Ecologismo anticapitalista

Le problematiche planetarie ambientaliste hanno tutte un denominatore comune: lo sfruttamento dell’uomo sulla natura e dell’uomo sulle risorse ambientali in nome del profitto e degli interessi della classe degli oppressori e sfruttatori. Pertanto anticapitalismo ed ecologismo sono due battaglie che vanno portate avanti insieme.
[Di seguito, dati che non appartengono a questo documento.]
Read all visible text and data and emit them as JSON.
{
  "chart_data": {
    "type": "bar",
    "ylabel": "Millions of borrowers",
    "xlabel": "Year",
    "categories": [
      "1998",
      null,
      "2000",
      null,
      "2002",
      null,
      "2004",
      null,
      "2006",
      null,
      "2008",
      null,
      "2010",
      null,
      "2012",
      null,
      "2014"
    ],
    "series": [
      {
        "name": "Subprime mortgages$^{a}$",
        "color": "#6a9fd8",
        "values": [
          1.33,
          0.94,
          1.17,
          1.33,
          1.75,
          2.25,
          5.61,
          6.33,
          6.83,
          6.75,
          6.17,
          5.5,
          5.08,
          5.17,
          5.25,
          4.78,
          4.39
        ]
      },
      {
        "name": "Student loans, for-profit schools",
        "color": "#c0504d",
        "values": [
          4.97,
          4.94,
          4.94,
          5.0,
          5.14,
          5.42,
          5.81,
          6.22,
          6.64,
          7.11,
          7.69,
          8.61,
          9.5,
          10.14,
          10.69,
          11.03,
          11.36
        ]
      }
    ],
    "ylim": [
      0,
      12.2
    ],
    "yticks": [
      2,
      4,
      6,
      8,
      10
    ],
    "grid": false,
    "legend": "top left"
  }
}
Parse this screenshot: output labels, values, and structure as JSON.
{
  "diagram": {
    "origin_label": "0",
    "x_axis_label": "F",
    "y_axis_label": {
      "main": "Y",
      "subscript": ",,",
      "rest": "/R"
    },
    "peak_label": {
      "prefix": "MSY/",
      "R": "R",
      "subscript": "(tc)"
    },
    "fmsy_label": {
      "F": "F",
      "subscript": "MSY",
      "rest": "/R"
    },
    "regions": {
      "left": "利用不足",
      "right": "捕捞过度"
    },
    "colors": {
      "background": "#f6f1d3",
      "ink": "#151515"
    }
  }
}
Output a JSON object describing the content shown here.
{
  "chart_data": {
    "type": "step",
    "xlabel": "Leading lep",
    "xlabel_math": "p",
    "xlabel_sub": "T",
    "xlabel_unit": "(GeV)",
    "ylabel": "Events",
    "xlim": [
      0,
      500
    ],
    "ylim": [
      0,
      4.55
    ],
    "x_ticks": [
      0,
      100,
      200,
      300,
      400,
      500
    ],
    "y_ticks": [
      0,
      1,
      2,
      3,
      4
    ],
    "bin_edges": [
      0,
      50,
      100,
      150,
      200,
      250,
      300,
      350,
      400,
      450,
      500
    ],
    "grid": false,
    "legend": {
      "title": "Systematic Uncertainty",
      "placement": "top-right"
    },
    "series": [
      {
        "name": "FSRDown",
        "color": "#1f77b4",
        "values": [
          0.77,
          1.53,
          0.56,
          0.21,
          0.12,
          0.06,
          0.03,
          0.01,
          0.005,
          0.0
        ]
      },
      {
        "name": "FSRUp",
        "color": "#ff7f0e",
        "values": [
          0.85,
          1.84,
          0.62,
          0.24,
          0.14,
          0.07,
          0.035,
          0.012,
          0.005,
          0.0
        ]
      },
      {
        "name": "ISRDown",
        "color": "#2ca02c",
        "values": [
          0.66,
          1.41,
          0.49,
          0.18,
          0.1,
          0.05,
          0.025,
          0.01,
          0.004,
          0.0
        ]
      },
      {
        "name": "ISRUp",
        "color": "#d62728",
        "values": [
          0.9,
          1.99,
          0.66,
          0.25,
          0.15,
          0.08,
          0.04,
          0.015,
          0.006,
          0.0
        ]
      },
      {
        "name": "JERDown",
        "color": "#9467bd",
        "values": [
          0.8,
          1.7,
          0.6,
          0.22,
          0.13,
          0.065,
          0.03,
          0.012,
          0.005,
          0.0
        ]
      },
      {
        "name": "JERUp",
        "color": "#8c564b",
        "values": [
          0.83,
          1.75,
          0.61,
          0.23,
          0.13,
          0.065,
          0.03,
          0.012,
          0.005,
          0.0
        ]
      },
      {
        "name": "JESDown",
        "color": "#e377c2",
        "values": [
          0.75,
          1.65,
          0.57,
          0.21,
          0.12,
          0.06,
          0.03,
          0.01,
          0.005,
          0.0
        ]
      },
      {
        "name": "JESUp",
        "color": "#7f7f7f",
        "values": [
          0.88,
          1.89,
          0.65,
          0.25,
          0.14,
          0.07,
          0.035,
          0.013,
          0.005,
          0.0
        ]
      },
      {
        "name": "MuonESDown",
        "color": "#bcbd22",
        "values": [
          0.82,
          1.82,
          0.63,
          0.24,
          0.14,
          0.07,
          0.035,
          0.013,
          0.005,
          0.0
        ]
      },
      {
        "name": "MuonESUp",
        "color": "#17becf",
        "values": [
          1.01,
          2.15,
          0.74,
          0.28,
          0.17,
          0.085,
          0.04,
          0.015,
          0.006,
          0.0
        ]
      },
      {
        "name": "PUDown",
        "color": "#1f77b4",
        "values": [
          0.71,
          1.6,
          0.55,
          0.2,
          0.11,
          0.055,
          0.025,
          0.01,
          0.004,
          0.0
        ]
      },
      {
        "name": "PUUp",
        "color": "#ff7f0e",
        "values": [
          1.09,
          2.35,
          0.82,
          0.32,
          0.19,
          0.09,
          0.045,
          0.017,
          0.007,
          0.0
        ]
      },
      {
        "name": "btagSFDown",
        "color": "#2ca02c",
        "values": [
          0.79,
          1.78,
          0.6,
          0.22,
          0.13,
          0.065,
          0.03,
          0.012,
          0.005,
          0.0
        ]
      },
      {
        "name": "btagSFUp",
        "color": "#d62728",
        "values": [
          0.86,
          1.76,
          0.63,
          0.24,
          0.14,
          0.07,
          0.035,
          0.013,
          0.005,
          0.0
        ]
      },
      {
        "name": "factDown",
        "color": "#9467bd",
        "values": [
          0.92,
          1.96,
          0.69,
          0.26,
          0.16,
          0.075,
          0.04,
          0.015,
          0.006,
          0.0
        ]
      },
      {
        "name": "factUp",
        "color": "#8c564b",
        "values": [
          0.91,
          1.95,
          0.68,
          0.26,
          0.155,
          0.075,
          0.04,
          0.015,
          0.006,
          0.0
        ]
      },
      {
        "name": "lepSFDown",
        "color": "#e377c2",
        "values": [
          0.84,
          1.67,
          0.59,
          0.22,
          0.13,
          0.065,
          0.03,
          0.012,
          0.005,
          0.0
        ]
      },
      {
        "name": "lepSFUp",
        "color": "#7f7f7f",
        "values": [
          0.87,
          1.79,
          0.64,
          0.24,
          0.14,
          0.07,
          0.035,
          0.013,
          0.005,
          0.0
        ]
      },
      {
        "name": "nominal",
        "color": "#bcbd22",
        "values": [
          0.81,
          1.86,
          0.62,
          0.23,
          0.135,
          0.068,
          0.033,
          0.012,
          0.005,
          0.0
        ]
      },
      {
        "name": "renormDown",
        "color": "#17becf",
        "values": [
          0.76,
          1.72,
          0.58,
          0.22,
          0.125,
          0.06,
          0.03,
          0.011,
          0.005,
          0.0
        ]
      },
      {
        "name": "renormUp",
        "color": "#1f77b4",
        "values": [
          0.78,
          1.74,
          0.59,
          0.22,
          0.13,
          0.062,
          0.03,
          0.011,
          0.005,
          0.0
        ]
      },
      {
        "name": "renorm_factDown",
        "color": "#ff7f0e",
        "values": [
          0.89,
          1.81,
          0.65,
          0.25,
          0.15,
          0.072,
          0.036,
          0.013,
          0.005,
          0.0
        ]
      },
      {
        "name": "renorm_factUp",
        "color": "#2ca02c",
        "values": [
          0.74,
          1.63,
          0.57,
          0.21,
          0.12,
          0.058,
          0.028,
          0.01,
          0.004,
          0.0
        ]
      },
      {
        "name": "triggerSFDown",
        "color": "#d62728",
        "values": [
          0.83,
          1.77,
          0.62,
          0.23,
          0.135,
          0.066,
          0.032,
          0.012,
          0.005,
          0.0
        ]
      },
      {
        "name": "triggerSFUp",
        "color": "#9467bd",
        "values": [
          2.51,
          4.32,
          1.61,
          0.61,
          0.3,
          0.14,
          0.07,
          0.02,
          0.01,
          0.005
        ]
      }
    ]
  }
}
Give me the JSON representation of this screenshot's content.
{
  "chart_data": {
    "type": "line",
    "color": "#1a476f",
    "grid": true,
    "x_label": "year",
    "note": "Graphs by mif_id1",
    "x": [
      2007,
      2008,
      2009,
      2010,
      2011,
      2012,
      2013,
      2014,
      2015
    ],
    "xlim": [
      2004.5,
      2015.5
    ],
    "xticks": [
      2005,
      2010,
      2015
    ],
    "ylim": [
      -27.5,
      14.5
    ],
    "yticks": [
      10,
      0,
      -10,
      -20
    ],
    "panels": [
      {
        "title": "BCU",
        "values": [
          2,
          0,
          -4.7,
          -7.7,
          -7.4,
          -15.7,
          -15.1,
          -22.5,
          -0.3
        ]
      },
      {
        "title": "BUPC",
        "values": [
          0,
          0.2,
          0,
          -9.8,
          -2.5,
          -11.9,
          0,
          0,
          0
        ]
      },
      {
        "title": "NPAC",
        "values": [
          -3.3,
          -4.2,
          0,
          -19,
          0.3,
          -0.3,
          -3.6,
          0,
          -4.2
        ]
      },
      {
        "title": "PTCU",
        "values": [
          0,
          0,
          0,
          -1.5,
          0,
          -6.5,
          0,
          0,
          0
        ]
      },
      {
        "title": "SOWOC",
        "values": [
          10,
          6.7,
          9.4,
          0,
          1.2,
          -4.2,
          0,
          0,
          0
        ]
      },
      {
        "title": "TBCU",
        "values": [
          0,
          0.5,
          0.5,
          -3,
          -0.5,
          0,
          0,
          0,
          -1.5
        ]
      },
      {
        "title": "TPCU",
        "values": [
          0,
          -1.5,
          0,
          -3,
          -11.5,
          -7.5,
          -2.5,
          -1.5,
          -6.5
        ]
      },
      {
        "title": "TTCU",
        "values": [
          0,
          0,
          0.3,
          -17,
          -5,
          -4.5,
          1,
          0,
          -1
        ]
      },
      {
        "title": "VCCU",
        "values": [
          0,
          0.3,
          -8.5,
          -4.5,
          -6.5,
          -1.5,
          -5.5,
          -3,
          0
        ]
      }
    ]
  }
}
Qualsiasi tentativo di contrasto all’attuale sistema produttivo, economico e finanziario che non tenga conto dell’importanza della crisi ambientale è destinata al fallimento e qualsiasi proposta ambientalista senza un orientamento anticapitalista, di rottura con il sistema del capitale, non toccherà che la superficie del problema e potrebbe, alla fine, rivelarsi uno strumento al servizio delle politiche del green marketing, fondate ad arte dalla classe degli sfruttatori per spostare l’attenzione su soluzioni e tecnologie del “neocapitalismo verde”.

La lotta ecologista deve rientrate in un contesto di lotta di classe dal basso, deve necessariamente appartenere alla classe degli oppressi e degli sfruttati e ne deve diventare un valore aggiunto nelle rivendicazioni socio politiche contro i poteri forti del sistema capitalista che fanno da garanti all’attuale modello di produzione, distribuzione e consumo.

Tuttavia le esigenze ecologiste non devono diventare un’occasione per alimentare gli interessi e i profitti degli sfruttatori “verdi” (e della burocrazia che li sostiene) che, con la scusa delle abitudini e delle tecnologie “verdi” che creano impiego e generano maggiore prosperità, vogliono trarre beneficio dalle crisi ambientali del pianeta incrementando, in ogni caso, lo sfruttamento dell’uomo sull’uomo.

Dunque, nell’assumere una coscienza ecologista a carattere anticapitalista, il Collettivo Auto Organizzato R60 supporta e promuove tutte le occasioni di lotta preposte a fare chiarezza sulle responsabilità del sistema capitalistico nel determinare le cause dei disastri ambientali, per elevare il contrasto sui temi del territorio-ambiente al pari dello scontro sugli interessi di classe e per diffondere le idee di emancipazione dal diktat produci, consuma, crepa.

Ecologismo significa non farsi accorpare dai modelli capitalisti del mercato né farsi amministrare da una politica marionetta o abbindolare dalle proposte di associazioni figlie del neocapitalismo verde.

Ecologismo significa emancipazione dell’uomo da qualsiasi forma di dominio culturale, sociale, economico, politico e morale contestualmente al respingimento di ogni discriminazione di carattere antropocentrico e ogni ideologia del dominio veicolata dalla società umana sugli animali e sulla natura e sulle risorse di questa.

Per affrontare le diverse forme di crisi ambientali, il Collettivo R60 sostiene e supporta l’autorganizzazione e l’autodeterminazione delle popolazioni dal basso affinché la conquista di spazi di libertà ambientali, sociali, produttivi, economici e culturali, anche in un’ottica ecologista, non può essere demandata ad apparati alienati né realizzata seguendo i labirinti della politica, ma soltanto costruendo un nuovo tessuto sociale libero dall’ottica mercantilistica e del profitto.